私が恐れるのは、そうした政権運用の中での、ナンバー2同士の間での陰の政権争いだ。恐らく明確なナンバー2はいない。強力なナンバー2をつくらないように先代が配慮したからだ。ナンバー2は複数存在する。そいつらが勢力争いを始める。それは表からは見えない争いだ。誰が息子に自分の言うことを聞かせられるか。息子が誰のことを最も信頼するか。逆にいうと誰が最も息子をうまく操れるか。表舞台の裏側での争いが繰り広げられるのではないか。「この国は今、こんなにやばい。すぐにもこうしなければいけない。そのためのお膳立ては既に俺が整えてある。
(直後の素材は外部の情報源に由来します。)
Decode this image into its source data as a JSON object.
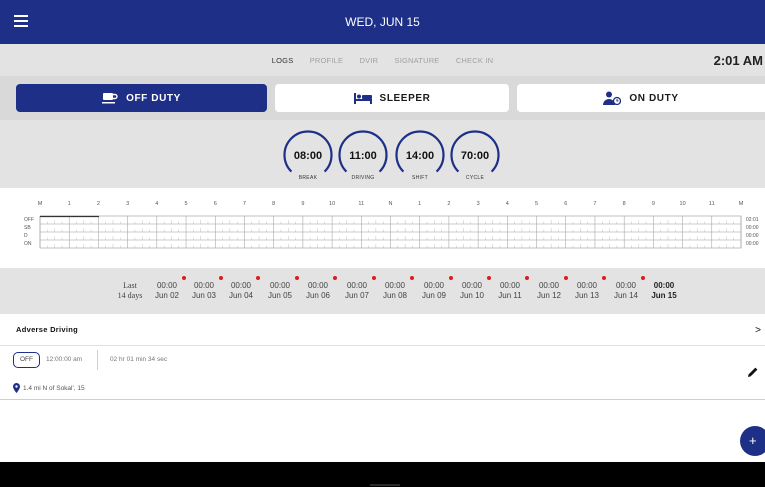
{
  "header": {
    "title": "WED, JUN 15",
    "menu_icon": "menu-icon",
    "theme_icon": "moon-icon"
  },
  "tabs": [
    {
      "label": "LOGS",
      "active": true
    },
    {
      "label": "PROFILE",
      "active": false
    },
    {
      "label": "DVIR",
      "active": false
    },
    {
      "label": "SIGNATURE",
      "active": false
    },
    {
      "label": "CHECK IN",
      "active": false
    }
  ],
  "clock": "2:01 AM",
  "duty_status": {
    "off_duty": {
      "label": "OFF DUTY",
      "active": true
    },
    "sleeper": {
      "label": "SLEEPER",
      "active": false
    },
    "on_duty": {
      "label": "ON DUTY",
      "active": false
    }
  },
  "timers": [
    {
      "value": "08:00",
      "label": "BREAK"
    },
    {
      "value": "11:00",
      "label": "DRIVING"
    },
    {
      "value": "14:00",
      "label": "SHIFT"
    },
    {
      "value": "70:00",
      "label": "CYCLE"
    }
  ],
  "log_grid": {
    "hours": [
      "M",
      "1",
      "2",
      "3",
      "4",
      "5",
      "6",
      "7",
      "8",
      "9",
      "10",
      "11",
      "N",
      "1",
      "2",
      "3",
      "4",
      "5",
      "6",
      "7",
      "8",
      "9",
      "10",
      "11",
      "M"
    ],
    "rows": [
      {
        "label": "OFF",
        "total": "02:01"
      },
      {
        "label": "SB",
        "total": "00:00"
      },
      {
        "label": "D",
        "total": "00:00"
      },
      {
        "label": "ON",
        "total": "00:00"
      }
    ],
    "off_duty_hours": 2.02
  },
  "summary": {
    "last_label": "Last",
    "period_label": "14 days",
    "days": [
      {
        "hours": "00:00",
        "date": "Jun 02",
        "flag": true
      },
      {
        "hours": "00:00",
        "date": "Jun 03",
        "flag": true
      },
      {
        "hours": "00:00",
        "date": "Jun 04",
        "flag": true
      },
      {
        "hours": "00:00",
        "date": "Jun 05",
        "flag": true
      },
      {
        "hours": "00:00",
        "date": "Jun 06",
        "flag": true
      },
      {
        "hours": "00:00",
        "date": "Jun 07",
        "flag": true
      },
      {
        "hours": "00:00",
        "date": "Jun 08",
        "flag": true
      },
      {
        "hours": "00:00",
        "date": "Jun 09",
        "flag": true
      },
      {
        "hours": "00:00",
        "date": "Jun 10",
        "flag": true
      },
      {
        "hours": "00:00",
        "date": "Jun 11",
        "flag": true
      },
      {
        "hours": "00:00",
        "date": "Jun 12",
        "flag": true
      },
      {
        "hours": "00:00",
        "date": "Jun 13",
        "flag": true
      },
      {
        "hours": "00:00",
        "date": "Jun 14",
        "flag": true
      },
      {
        "hours": "00:00",
        "date": "Jun 15",
        "flag": false
      }
    ]
  },
  "adverse_driving": {
    "label": "Adverse Driving",
    "chevron": ">"
  },
  "event": {
    "status": "OFF",
    "time": "12:00:00 am",
    "duration": "02 hr 01 min 34 sec",
    "location": "1.4 mi N of Sokal', 15"
  },
  "fab_label": "+",
  "colors": {
    "primary": "#1e2f87",
    "panel": "#e3e3e3",
    "alert": "#e01b1b"
  }
}
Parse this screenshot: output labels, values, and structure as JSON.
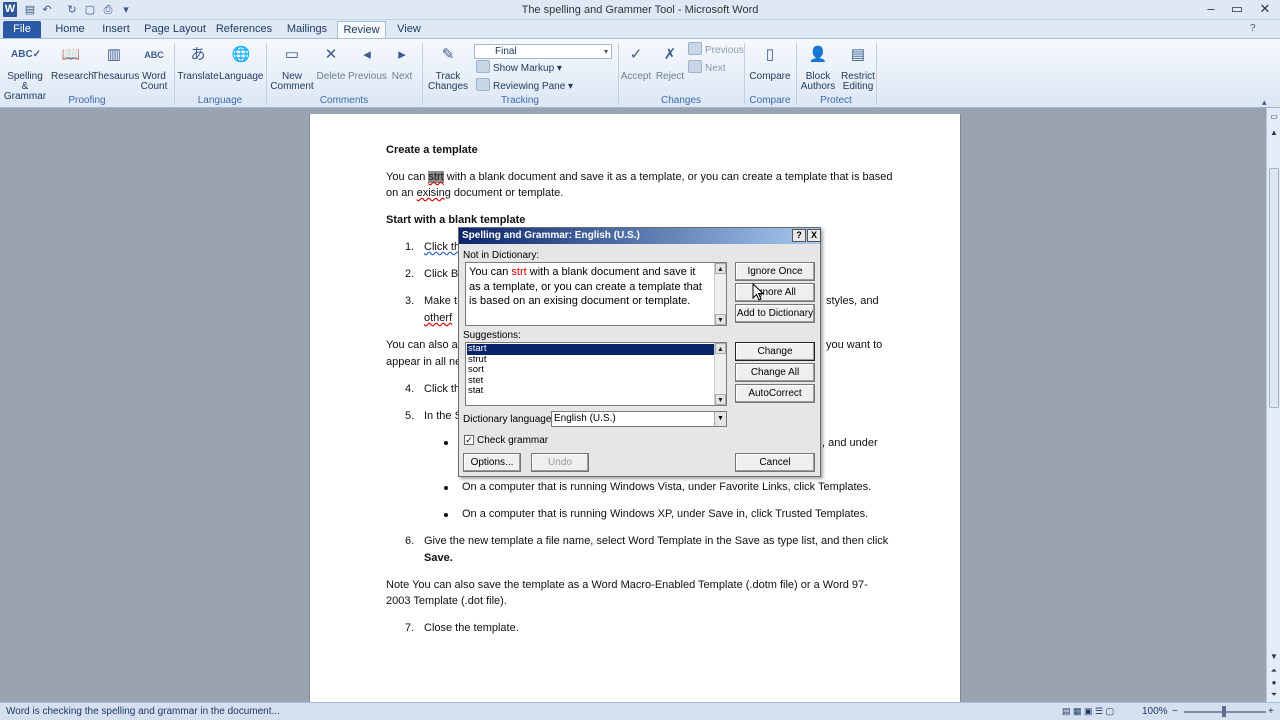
{
  "window": {
    "title": "The spelling and Grammer Tool  -  Microsoft Word",
    "app_icon": "W",
    "qat_icons": [
      "save-icon",
      "undo-icon",
      "redo-icon",
      "print-preview-icon",
      "quick-print-icon",
      "customize-qat-icon"
    ],
    "controls": [
      "minimize",
      "maximize",
      "close"
    ]
  },
  "tabs": [
    {
      "label": "File"
    },
    {
      "label": "Home"
    },
    {
      "label": "Insert"
    },
    {
      "label": "Page Layout"
    },
    {
      "label": "References"
    },
    {
      "label": "Mailings"
    },
    {
      "label": "Review"
    },
    {
      "label": "View"
    }
  ],
  "ribbon": {
    "proofing": {
      "label": "Proofing",
      "spelling": "Spelling &",
      "spelling2": "Grammar",
      "research": "Research",
      "thesaurus": "Thesaurus",
      "wordcount": "Word",
      "wordcount2": "Count"
    },
    "language": {
      "label": "Language",
      "translate": "Translate",
      "language": "Language"
    },
    "comments": {
      "label": "Comments",
      "new": "New",
      "new2": "Comment",
      "delete": "Delete",
      "previous": "Previous",
      "next": "Next"
    },
    "tracking": {
      "label": "Tracking",
      "track": "Track",
      "track2": "Changes",
      "final": "Final",
      "show_markup": "Show Markup",
      "reviewing_pane": "Reviewing Pane"
    },
    "changes": {
      "label": "Changes",
      "accept": "Accept",
      "reject": "Reject",
      "previous": "Previous",
      "next": "Next"
    },
    "compare": {
      "label": "Compare",
      "compare": "Compare"
    },
    "protect": {
      "label": "Protect",
      "block": "Block",
      "block2": "Authors",
      "restrict": "Restrict",
      "restrict2": "Editing"
    }
  },
  "document": {
    "h1": "Create a template",
    "p1_a": "You can ",
    "p1_err": "strt",
    "p1_b": " with a blank document and save it as a template, or you can create a template that is based",
    "p1_c": "on an ",
    "p1_err2": "exising",
    "p1_d": " document or template.",
    "h2": "Start with a blank template",
    "n1": "1.",
    "item1": "Click  th",
    "n2": "2.",
    "item2": "Click Bl",
    "n3": "3.",
    "item3": "Make t",
    "item3_end": "styles, and",
    "item3b": "otherf",
    "p2": "You can also ac",
    "p2_end": "you want to",
    "p2b": "appear in all ne",
    "n4": "4.",
    "item4": "Click th",
    "n5": "5.",
    "item5": "In the S",
    "bullet1_end": ", and under",
    "bullet2": "On a computer that is running Windows Vista, under Favorite Links, click Templates.",
    "bullet3": "On a computer that is running Windows XP, under Save in, click Trusted Templates.",
    "n6": "6.",
    "item6": "Give the new template a file name, select Word Template in the Save as type list, and then click",
    "item6b": "Save.",
    "note": "Note   You can also save the template as a Word Macro-Enabled Template (.dotm file) or a Word 97-",
    "note2": "2003  Template (.dot file).",
    "n7": "7.",
    "item7": "Close the template."
  },
  "dialog": {
    "title": "Spelling and Grammar: English (U.S.)",
    "help": "?",
    "close": "X",
    "not_in_dictionary_label": "Not in Dictionary:",
    "sentence_a": "You can ",
    "sentence_err": "strt",
    "sentence_b": " with a blank document and save it as a template, or you can create a template that is based on an exising document or template.",
    "suggestions_label": "Suggestions:",
    "suggestions": [
      "start",
      "strut",
      "sort",
      "stet",
      "stat"
    ],
    "selected_suggestion": "start",
    "dictionary_language_label": "Dictionary language:",
    "dictionary_language": "English (U.S.)",
    "check_grammar": "Check grammar",
    "check_grammar_checked": true,
    "buttons": {
      "ignore_once": "Ignore Once",
      "ignore_all": "Ignore All",
      "add_to_dictionary": "Add to Dictionary",
      "change": "Change",
      "change_all": "Change All",
      "autocorrect": "AutoCorrect",
      "options": "Options...",
      "undo": "Undo",
      "cancel": "Cancel"
    }
  },
  "status": {
    "message": "Word is checking the spelling and grammar in the document...",
    "zoom": "100%"
  }
}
あとはおまえがこれをトップの名の下に命じればいいだけだ。」そんなことを言うヤツらが何人も息子の周りに擦り寄ってくるだろう。
そしてそんなナンバー2同士の争いが始まれば、きっと、「あいつは自分の利益のためにおまえをだまそうとしているんだ」なんていう、ネガティブ・キャンペーンが始まるのだ。裏舞台で。息子は人間不信になるだろうね。いや、問題は政治のパワーバランスが全て表舞台から見えない裏側に隠れてしまうこと。誰が本当の権力者なのか、そいつが何を考え、何をしようとしているのか、外からは全く見えなくなる。
さらには、ナンバー2同士の争いはそいつの地位や役職には関係がないことから、その力を誇示するためには、最もでかい政策、最も派手なことを息子にやらせたやつが本当の実力者ということになる。それは政策の派手さを競う権力闘争が始まることを意味する。政策の内容や重要性ではなく、派手かどうかが重要なのだ。軍事政権下での派手な政策って何なんだろう?
なんだかいやな感じがするぞ。 I have a bad feeling about this.